Vous êtes roi, et, par conséquent, vous êtes accoutumé à vous défier des hommes. Vous avez pensé, par ma dernière lettre[2], ou que je cherchais une défaite pour ne pas venir à votre cour, ou que je cherchais un prétexte pour vous demander une légère faveur. Encore une fois, vous ne me connaissez pas. Je vous ai dit la vérité, et la vérité la plus connue à Lunéville. Le roi de Pologne Stanislas est sensiblement affligé, et je vous conjure, sire, de sa part et en son nom, de permettre une nouvelle édition de l’Anti-Machiavel, où l’on adoucira ce que vous avez dit de Charles XII et de lui : il vous en sera très-obligé. C’est le meilleur prince qui soit au monde ; c’est le plus passionné de vos admirateurs, et j ose croire que Votre Majesté aura cette condescendance pour sa sensibilité, qui est extrême.

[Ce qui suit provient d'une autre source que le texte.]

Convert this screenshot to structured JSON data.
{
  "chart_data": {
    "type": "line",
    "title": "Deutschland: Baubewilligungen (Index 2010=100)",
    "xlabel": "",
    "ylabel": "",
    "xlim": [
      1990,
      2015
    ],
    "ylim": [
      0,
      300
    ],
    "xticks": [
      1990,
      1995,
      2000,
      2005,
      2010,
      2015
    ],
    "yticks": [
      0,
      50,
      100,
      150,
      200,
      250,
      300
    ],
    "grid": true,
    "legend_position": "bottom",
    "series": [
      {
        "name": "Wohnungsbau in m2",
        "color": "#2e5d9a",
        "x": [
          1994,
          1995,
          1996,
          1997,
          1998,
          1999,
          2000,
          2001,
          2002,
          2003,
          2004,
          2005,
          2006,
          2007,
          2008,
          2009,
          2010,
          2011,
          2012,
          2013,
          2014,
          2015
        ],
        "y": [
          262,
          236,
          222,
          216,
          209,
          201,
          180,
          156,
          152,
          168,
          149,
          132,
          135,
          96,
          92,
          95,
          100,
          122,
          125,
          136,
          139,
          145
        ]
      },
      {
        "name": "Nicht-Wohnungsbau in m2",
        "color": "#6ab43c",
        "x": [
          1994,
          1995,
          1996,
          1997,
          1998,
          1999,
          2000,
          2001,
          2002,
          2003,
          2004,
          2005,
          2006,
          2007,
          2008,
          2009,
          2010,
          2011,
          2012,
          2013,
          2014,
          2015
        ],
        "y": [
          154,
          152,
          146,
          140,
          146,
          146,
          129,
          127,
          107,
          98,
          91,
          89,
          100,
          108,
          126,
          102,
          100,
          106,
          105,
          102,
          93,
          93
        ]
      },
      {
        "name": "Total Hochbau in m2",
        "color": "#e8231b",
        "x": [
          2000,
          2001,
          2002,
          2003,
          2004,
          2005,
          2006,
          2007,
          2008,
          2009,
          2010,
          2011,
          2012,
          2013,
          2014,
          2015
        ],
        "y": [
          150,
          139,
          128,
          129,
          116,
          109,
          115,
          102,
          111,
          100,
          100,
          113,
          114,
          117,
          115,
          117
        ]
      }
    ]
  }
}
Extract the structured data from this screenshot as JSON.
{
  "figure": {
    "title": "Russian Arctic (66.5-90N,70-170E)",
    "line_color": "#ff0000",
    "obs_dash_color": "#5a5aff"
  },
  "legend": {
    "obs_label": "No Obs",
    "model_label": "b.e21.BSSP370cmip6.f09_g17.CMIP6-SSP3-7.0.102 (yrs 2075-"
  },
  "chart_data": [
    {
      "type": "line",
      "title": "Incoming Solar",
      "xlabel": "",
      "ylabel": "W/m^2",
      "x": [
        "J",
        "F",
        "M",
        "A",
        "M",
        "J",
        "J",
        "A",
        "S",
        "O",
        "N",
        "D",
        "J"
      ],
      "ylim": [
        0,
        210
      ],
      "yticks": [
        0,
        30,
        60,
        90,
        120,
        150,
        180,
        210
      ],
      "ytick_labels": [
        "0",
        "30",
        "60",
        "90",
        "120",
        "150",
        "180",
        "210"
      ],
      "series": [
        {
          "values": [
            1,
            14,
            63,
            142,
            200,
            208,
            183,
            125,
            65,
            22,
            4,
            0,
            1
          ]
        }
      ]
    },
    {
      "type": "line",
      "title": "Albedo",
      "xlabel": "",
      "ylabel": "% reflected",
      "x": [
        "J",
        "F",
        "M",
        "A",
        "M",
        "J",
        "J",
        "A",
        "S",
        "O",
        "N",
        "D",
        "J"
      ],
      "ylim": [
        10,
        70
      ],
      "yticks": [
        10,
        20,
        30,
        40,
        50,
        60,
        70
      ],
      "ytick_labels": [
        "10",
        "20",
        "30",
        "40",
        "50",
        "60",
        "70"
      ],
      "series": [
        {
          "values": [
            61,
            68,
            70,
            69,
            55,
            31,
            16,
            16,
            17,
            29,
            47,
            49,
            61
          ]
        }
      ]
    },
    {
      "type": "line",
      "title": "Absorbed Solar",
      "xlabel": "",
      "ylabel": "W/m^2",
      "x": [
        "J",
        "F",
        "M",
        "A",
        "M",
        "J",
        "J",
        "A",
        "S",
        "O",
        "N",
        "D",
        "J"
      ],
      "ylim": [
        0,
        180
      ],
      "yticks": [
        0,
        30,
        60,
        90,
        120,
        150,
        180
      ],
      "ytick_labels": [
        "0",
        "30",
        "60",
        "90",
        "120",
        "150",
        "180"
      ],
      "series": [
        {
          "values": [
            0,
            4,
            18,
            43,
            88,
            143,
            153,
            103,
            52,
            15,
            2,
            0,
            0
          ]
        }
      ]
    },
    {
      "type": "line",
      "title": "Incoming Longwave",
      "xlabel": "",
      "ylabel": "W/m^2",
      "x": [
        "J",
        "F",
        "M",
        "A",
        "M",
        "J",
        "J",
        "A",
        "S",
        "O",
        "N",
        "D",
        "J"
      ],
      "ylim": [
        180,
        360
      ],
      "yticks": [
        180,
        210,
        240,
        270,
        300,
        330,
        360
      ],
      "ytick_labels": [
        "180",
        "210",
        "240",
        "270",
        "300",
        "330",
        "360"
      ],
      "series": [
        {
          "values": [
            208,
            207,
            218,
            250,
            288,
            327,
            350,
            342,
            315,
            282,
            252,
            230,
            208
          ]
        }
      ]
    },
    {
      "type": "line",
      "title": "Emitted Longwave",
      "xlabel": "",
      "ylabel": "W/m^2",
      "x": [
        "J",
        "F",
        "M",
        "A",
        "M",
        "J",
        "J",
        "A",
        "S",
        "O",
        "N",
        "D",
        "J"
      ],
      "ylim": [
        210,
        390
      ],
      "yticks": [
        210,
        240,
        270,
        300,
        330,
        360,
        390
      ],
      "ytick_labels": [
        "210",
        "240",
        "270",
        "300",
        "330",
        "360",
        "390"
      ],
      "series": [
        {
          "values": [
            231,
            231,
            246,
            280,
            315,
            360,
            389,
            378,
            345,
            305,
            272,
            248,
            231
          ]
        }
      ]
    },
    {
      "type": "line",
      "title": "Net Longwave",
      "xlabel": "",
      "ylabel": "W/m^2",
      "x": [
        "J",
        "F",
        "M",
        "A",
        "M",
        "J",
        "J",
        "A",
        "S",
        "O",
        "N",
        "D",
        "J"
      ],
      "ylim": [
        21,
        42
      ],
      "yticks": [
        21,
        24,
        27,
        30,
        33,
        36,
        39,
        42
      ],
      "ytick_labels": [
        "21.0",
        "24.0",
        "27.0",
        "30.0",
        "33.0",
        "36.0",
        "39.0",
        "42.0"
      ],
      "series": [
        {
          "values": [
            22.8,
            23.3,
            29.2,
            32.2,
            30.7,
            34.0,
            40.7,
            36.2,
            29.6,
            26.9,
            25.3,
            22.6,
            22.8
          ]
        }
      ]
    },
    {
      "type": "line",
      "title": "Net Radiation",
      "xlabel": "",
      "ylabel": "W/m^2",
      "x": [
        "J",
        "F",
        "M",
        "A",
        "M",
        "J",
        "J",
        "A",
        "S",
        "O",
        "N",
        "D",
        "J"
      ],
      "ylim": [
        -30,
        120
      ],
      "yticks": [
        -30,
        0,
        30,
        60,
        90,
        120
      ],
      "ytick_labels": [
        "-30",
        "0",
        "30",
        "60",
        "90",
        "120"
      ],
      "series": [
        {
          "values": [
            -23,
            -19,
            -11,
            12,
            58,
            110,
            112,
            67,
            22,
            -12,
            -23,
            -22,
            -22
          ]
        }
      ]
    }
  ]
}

Il est encore très-vrai que je n’aurais jamais pu le quitter pour venir vous faire ma cour, dans le temps que vous l’affligiez et qu’il se plaignait de vous. J’imaginai le moyen que je proposai à Votre Majesté ; je crus et je crois encore ce moyen très-décent et très-convenable. J’ajoute encore que j’aurais dû attendre que Votre Majesté daignât me prévenir elle-même sur la chose dont je prenais la liberté de lui parler. Cette faveur était d’autant plus à sa place que j’ose vous répéter encore ce que je mande à M. d’Argens : oui, sire, M. d’Argens a constaté, a relevé le bruit qui a couru que vous me retiriez vos bonnes grâces ; oui, il l’a imprimé. Je vous ai allégué cette raison, qu’il aurait dû appuyer lui-même. Il devait vous dire : « Sire, rien n’est plus vrai, ce bruit a couru ; j’en ai parlé ; voilà l’endroit de mon livre où je l’ai dit ; et il sera digne de la bonté de Votre Majesté de faire cesser ce bruit, en appelant à votre cour un homme qui m’aime et qui vous adore, et en l’honorant d’une marque de votre protection. »

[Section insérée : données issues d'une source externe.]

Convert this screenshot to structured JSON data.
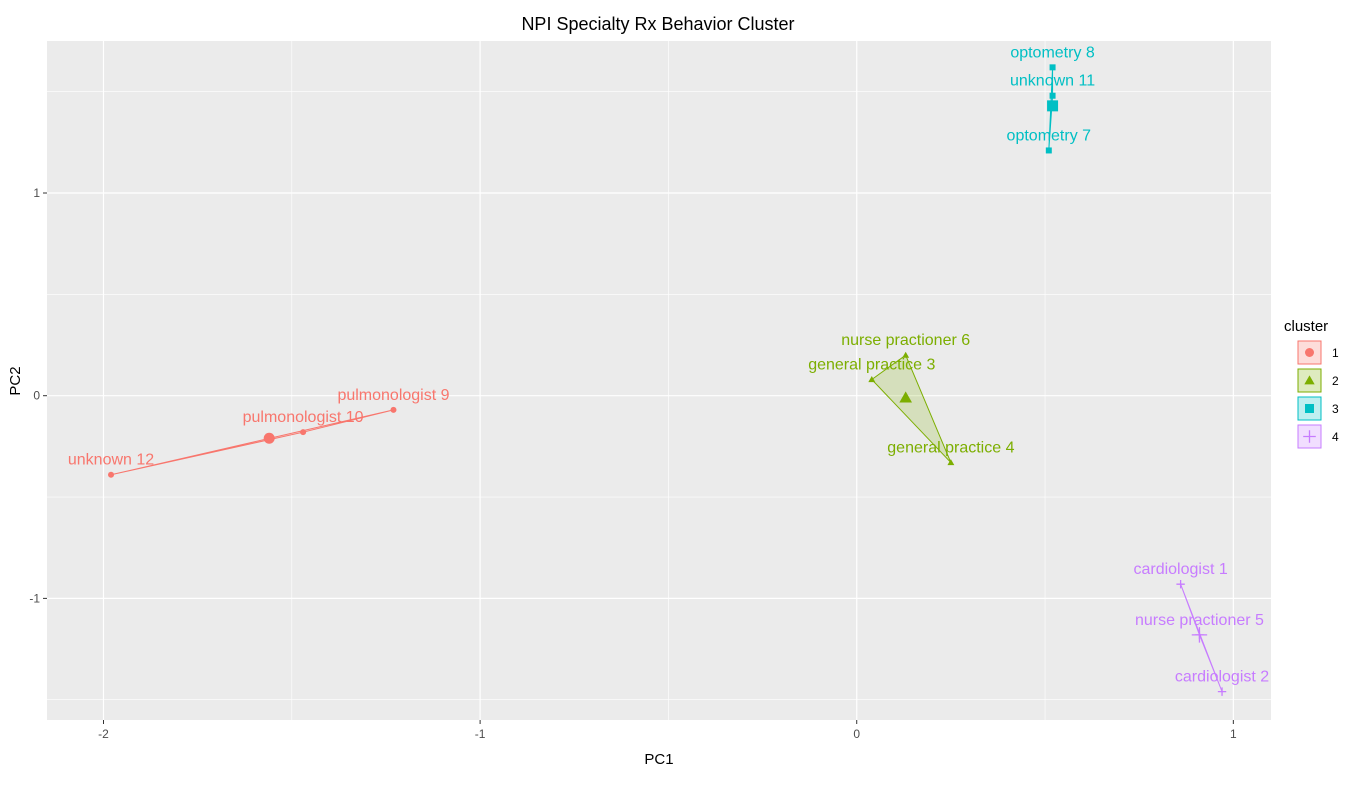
{
  "chart_data": {
    "type": "scatter",
    "title": "NPI Specialty Rx Behavior Cluster",
    "xlabel": "PC1",
    "ylabel": "PC2",
    "xlim": [
      -2.15,
      1.1
    ],
    "ylim": [
      -1.6,
      1.75
    ],
    "x_ticks": [
      -2,
      -1,
      0,
      1
    ],
    "y_ticks": [
      -1,
      0,
      1
    ],
    "x_tick_labels": [
      "-2",
      "-1",
      "0",
      "1"
    ],
    "y_tick_labels": [
      "-1",
      "0",
      "1"
    ],
    "grid": true,
    "legend_title": "cluster",
    "legend_position": "right",
    "series": [
      {
        "name": "1",
        "color": "#F8766D",
        "shape": "circle",
        "centroid": [
          -1.56,
          -0.21
        ],
        "points": [
          {
            "label": "unknown 12",
            "x": -1.98,
            "y": -0.39
          },
          {
            "label": "pulmonologist 10",
            "x": -1.47,
            "y": -0.18
          },
          {
            "label": "pulmonologist 9",
            "x": -1.23,
            "y": -0.07
          }
        ]
      },
      {
        "name": "2",
        "color": "#7CAE00",
        "shape": "triangle",
        "centroid": [
          0.13,
          -0.01
        ],
        "points": [
          {
            "label": "nurse practioner 6",
            "x": 0.13,
            "y": 0.2
          },
          {
            "label": "general practice 3",
            "x": 0.04,
            "y": 0.08
          },
          {
            "label": "general practice 4",
            "x": 0.25,
            "y": -0.33
          }
        ]
      },
      {
        "name": "3",
        "color": "#00BFC4",
        "shape": "square",
        "centroid": [
          0.52,
          1.43
        ],
        "points": [
          {
            "label": "optometry 8",
            "x": 0.52,
            "y": 1.62
          },
          {
            "label": "unknown 11",
            "x": 0.52,
            "y": 1.48
          },
          {
            "label": "optometry 7",
            "x": 0.51,
            "y": 1.21
          }
        ]
      },
      {
        "name": "4",
        "color": "#C77CFF",
        "shape": "plus",
        "centroid": [
          0.91,
          -1.18
        ],
        "points": [
          {
            "label": "cardiologist 1",
            "x": 0.86,
            "y": -0.93
          },
          {
            "label": "nurse practioner 5",
            "x": 0.91,
            "y": -1.18
          },
          {
            "label": "cardiologist 2",
            "x": 0.97,
            "y": -1.46
          }
        ]
      }
    ]
  }
}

Mais, au lieu de lire attentivement l’endroit de ma lettre[3] à Votre Majesté, où je le citais ; au lieu de prendre cette occasion de m’appeler auprès de vous, il me fait un quiproquo où l’on n’entend rien. Il me parle de libelles, de querelles d’auteur ; il dit que je me suis plaint à Votre Majesté qu’il ait dit de moi des choses injurieuses ; en un mot, il se trompe, et il me gronde, et il a tort : car il sait bien que je vous ai dit dans ma lettre que je l’aime de tout mon cœur.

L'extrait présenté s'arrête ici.